En peignant depuis de nombreuses années des tableaux et des icônes représentant la Miséricorde divine, l’artiste polonaise Anna Janowiak-Markiewicz découvre sans cesse à quel point Dieu est présent et agit à travers elle. Elle raconte à Aleteia son parcours.

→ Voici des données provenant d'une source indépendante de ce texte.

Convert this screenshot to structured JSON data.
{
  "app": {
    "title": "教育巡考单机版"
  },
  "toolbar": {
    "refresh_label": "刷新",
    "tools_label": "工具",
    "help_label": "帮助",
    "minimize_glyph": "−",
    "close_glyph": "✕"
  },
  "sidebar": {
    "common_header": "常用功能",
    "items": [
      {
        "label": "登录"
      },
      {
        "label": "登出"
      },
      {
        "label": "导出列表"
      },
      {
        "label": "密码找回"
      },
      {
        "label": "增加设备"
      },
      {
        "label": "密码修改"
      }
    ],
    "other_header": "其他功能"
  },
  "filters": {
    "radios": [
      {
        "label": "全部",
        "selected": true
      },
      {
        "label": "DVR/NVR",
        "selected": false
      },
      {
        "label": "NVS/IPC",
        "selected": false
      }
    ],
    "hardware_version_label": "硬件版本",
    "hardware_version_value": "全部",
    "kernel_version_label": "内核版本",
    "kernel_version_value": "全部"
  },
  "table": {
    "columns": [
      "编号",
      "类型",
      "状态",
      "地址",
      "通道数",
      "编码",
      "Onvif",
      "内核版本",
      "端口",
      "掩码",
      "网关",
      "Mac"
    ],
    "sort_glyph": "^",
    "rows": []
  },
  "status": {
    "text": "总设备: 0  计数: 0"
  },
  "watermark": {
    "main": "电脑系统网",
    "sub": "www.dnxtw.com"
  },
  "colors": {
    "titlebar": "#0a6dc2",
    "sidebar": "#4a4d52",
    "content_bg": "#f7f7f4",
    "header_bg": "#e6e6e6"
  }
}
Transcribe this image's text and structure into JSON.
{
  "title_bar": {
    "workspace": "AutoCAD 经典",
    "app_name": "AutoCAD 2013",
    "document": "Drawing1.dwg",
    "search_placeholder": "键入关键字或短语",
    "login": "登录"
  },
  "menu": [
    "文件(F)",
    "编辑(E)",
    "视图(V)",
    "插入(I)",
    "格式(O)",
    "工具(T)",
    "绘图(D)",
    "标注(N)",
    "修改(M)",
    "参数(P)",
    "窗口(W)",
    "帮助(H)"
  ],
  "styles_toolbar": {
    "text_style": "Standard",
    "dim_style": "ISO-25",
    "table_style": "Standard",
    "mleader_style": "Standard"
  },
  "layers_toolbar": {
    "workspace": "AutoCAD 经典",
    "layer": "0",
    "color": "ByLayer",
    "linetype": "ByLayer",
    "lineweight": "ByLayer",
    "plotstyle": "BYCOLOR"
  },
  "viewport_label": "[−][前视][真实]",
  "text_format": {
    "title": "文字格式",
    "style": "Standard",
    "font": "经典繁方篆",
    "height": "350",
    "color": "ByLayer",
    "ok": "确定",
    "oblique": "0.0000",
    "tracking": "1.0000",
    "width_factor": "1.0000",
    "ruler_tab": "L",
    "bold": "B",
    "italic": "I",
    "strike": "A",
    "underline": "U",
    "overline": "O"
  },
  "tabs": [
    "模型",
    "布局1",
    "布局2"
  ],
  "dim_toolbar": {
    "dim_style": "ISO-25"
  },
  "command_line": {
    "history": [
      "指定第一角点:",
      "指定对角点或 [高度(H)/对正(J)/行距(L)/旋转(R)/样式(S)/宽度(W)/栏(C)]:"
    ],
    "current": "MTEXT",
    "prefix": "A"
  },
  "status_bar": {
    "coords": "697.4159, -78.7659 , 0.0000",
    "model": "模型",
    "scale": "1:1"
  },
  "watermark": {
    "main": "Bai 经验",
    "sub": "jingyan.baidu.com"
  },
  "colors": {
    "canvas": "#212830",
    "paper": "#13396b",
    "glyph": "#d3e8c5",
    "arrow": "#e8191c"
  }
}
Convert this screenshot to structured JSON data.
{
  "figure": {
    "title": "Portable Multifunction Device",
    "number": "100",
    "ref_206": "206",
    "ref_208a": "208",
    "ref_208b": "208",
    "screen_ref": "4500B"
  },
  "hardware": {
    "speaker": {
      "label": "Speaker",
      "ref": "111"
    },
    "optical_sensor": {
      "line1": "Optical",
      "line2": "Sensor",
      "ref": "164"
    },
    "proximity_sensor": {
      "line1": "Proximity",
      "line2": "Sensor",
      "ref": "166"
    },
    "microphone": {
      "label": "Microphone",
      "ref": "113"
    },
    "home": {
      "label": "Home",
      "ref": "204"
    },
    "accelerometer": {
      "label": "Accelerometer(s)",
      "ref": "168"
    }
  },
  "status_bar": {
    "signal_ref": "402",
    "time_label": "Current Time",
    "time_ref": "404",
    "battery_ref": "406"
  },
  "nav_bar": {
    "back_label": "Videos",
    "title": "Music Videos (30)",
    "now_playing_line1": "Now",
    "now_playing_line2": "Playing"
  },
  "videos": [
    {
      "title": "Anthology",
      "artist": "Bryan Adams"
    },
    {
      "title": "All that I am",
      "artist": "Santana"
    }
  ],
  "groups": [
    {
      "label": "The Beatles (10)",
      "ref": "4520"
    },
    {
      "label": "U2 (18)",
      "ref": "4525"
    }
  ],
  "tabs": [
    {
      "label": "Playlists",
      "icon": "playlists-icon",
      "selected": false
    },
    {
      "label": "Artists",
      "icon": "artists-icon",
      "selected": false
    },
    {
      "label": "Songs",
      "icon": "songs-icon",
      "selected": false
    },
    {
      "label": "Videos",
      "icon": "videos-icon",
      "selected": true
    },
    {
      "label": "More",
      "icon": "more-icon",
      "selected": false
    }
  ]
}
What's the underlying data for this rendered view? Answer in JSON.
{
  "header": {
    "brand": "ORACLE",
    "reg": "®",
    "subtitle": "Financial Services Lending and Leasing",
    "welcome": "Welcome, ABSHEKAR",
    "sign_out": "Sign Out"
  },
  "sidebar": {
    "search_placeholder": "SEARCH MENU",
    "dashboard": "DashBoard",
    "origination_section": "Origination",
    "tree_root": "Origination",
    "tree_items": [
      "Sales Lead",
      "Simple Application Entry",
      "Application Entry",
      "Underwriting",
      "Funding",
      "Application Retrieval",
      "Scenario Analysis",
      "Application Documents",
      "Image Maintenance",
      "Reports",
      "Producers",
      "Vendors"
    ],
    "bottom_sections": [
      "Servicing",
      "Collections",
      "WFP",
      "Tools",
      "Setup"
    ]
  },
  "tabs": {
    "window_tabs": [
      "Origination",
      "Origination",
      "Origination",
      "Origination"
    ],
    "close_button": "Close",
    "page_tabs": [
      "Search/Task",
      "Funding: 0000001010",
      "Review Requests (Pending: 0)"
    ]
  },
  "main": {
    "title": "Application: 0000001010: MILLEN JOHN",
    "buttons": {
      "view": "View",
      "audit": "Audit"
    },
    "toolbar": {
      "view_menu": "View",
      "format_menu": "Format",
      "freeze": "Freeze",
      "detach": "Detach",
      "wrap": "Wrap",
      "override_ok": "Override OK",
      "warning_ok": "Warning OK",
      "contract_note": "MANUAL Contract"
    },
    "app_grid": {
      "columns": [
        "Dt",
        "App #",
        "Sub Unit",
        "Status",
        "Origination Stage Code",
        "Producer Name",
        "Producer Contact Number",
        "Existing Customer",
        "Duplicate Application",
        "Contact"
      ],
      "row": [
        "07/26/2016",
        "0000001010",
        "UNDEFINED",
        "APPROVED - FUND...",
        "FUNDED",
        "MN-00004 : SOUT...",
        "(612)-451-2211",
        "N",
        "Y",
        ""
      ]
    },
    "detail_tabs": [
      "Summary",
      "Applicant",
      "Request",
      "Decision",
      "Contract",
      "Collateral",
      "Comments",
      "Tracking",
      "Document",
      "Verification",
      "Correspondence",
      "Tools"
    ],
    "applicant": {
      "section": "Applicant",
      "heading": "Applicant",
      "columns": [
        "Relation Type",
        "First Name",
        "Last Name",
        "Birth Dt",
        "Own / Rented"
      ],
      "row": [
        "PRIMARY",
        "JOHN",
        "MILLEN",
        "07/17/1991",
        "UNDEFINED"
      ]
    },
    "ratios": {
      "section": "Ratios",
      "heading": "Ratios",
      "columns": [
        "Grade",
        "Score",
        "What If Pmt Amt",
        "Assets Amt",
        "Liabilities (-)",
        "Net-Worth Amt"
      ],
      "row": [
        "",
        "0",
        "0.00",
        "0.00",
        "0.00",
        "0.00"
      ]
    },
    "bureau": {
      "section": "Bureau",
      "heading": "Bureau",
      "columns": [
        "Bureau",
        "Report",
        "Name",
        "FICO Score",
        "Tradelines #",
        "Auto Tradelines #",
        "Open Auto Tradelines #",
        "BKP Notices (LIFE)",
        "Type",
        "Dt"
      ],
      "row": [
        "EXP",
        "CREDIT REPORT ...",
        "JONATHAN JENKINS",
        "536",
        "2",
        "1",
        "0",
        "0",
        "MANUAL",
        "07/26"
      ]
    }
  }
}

C’est peu dire que cette artiste peintre polonaise quadragénaire, Anna Janowiak-Markiewicz, se sent proche du message de sainte Faustine et habitée par la Miséricorde Divine qu’elle représente depuis l’adolescence sur ses nombreux tableaux et icônes, qui sont aujourd’hui des centaines à se trouver partout dans le monde. Anna Janowiak-Markiewicz aime peindre depuis son enfance. Ses œuvres ornaient déjà les couloirs de son école primaire puis secondaire, laissant présager que l’art pourrait devenir son mode de vie. C’est à l’âge de 14 ans qu’elle découvre le « Journal » de sœur Faustine, que sa grand-mère lui donne à lire. Elle est alors fascinée par le fait que Dieu aime chacun de nous si fort qu’il est prêt à pardonner tous nos péchés. Il suffit de le demander lors de la confession… Le « Journal » devient alors son livre de chevet et son guide de vie. À l’âge de 16 ans, elle peint son tout premier tableau du Christ Miséricordieux. Il est plus grand qu’elle et est exposé dans une église de Rybnik, ville située au sud de la Pologne, près de la frontière tchèque. « Dieu a fait preuve d’une miséricorde particulière car en tant que jeune peintre, le tableau n’était pas beau », confie pourtant modestement Anna.
Ukochanym obrazem Anny Markiewicz jest wizerunek Pana Jezusa Miłosiernego. Maluje go odkąd miała 16 lat.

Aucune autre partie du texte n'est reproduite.